The concerns around a global recession due to coronavirus disruptions are weighing on global markets, but the defensive nature of healthcare should hold up on a relative basis, and we don’t expect any significant changes to our healthcare moat ratings. While we may make downward adjustments to our valuations in healthcare to account for near-term challenges, we expect more modest changes relative to recent stock price movements. Our base case calls for a strong economic rebound in 2021 following a recession in 2020, which should only have modest impacts to healthcare valuations, given the defensive nature of those companies. However, if the coronavirus pandemic exerts a sustained impact on the economy, with significantly higher numbers of patients unemployed and uninsured or underinsured, this could reduce healthcare demand to a greater extent. We expect government efforts to reduce the near-term hit can keep most of the harder-hit industries in business while effective treatments emerge.

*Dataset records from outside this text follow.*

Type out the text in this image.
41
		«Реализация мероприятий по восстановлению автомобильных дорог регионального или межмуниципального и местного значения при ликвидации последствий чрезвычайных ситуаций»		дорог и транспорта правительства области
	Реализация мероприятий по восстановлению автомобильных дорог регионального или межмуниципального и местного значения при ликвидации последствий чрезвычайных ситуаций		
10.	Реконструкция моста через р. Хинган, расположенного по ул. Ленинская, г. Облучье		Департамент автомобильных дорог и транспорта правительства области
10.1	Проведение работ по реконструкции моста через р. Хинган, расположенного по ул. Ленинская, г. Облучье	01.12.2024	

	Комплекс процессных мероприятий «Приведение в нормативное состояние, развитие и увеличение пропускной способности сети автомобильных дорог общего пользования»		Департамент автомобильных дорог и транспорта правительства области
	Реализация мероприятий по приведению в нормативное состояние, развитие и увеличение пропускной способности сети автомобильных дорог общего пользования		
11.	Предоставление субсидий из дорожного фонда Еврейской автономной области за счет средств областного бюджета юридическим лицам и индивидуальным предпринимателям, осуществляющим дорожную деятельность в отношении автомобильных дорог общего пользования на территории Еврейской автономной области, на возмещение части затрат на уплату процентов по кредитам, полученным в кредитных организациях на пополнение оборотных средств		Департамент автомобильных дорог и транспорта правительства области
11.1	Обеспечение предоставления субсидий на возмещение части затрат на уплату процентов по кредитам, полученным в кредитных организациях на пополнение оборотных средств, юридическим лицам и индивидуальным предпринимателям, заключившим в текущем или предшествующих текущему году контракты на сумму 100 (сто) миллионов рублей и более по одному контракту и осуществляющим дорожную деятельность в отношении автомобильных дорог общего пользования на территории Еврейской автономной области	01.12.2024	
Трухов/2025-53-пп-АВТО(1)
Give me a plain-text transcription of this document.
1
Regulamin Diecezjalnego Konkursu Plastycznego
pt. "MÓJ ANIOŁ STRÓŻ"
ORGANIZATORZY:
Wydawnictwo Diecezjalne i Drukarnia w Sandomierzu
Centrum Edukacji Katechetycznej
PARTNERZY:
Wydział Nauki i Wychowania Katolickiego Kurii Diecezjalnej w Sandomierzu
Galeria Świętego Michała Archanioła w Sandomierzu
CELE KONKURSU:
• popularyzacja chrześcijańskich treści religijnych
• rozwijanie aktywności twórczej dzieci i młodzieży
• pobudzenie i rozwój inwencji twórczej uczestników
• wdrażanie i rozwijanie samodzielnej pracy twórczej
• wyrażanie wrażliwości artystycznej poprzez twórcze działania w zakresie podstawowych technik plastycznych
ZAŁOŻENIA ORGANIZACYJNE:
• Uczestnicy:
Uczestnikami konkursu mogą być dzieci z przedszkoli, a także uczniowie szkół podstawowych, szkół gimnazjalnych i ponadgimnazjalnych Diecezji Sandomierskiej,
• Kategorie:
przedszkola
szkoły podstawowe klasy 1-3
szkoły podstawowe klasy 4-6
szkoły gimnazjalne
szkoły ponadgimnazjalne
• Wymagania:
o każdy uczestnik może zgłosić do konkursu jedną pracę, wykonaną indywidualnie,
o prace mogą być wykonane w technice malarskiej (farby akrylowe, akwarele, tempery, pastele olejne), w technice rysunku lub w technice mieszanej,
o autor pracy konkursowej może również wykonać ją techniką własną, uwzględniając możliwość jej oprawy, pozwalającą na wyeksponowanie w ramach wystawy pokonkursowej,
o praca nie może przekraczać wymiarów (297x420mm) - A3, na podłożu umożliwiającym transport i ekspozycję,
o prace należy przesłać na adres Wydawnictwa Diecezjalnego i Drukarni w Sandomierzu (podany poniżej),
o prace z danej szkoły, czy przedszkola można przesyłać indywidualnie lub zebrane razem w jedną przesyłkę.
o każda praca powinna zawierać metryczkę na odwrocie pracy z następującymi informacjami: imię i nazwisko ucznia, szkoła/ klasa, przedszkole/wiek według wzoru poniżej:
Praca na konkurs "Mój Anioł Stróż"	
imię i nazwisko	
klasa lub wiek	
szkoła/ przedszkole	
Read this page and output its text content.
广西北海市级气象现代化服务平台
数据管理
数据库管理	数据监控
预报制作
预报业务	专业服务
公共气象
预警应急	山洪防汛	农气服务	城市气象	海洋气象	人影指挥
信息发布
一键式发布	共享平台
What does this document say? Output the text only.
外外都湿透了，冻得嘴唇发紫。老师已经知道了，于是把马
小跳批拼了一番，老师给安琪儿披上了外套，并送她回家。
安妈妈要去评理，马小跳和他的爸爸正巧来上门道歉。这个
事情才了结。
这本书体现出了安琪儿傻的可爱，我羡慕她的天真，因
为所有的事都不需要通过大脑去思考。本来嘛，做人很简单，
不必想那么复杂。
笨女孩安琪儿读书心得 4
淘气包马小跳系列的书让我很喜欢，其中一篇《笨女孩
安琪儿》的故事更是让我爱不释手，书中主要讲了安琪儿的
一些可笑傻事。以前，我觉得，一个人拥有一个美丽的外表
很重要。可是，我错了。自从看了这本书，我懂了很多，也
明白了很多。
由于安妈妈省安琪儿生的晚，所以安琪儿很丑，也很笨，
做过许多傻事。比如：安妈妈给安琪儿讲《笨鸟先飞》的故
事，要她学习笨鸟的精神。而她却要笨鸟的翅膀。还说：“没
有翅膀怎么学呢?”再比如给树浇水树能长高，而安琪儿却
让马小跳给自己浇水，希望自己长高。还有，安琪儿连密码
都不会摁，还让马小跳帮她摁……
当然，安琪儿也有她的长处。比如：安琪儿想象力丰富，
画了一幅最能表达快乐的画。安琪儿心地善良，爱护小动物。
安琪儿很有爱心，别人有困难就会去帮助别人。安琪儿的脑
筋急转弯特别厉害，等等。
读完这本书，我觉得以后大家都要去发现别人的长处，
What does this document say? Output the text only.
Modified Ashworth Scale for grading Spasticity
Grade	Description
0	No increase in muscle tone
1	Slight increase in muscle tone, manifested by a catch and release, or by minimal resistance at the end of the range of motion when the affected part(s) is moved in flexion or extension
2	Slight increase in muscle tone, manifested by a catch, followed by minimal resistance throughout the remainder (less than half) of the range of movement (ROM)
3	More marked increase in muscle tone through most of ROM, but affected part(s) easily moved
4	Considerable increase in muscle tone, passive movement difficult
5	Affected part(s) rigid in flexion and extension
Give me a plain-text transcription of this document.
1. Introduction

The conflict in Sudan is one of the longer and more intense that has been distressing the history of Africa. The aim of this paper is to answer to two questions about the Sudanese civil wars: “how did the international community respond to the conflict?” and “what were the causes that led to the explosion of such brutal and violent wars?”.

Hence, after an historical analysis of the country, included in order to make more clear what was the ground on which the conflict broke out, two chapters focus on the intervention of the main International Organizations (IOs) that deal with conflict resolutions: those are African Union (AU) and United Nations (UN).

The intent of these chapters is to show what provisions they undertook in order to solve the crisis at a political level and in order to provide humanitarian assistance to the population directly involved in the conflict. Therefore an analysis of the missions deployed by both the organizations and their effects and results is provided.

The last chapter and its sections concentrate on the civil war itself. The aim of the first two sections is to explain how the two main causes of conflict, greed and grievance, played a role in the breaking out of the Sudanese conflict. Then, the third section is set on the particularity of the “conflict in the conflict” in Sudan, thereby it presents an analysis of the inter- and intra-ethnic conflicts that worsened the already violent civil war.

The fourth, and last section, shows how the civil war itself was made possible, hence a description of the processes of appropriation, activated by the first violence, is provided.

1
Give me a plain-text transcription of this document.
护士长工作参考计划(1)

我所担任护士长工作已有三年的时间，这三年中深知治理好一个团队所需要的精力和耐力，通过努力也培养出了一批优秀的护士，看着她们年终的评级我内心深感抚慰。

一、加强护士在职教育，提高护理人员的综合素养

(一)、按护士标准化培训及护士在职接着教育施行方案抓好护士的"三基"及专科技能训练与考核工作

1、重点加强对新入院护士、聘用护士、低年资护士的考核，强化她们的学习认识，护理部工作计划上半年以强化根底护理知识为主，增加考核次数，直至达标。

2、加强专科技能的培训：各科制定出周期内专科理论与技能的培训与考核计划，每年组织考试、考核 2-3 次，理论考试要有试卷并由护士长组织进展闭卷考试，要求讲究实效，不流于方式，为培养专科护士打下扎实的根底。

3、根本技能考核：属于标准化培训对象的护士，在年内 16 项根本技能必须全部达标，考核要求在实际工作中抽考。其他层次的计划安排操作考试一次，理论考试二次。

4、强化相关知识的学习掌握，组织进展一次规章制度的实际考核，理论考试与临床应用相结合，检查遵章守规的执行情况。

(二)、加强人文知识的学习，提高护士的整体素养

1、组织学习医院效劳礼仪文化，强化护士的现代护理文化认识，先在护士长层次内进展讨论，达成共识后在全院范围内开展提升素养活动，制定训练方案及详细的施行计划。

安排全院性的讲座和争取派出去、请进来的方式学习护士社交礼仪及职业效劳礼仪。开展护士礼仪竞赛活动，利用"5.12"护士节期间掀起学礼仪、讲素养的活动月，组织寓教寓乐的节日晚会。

On the near-term effects of coronavirus, we expect critically ill coronavirus patients needing essential medical services and therapies will crowd out more elective procedures, new products, and non-critical-care products. Fewer elective procedures will weigh on the device makers and service providers. Also, higher-than-expected medical costs focused on the COVID-specific cases could reduce profitability for health insurers. With branded drug firms already focused on specialty drugs, we expect less impact to this industry, but drugs administered in the hospital could still feel some crowding out by coronavirus patients. Also, clinical development timelines will probably face some delays due to coronavirus disruptions, which will likely slow some new product launches. Additionally, the coronavirus impact on the credit markets could weigh on more heavily indebted companies, such as some hospital firms and companies that have recently completed major acquisitions.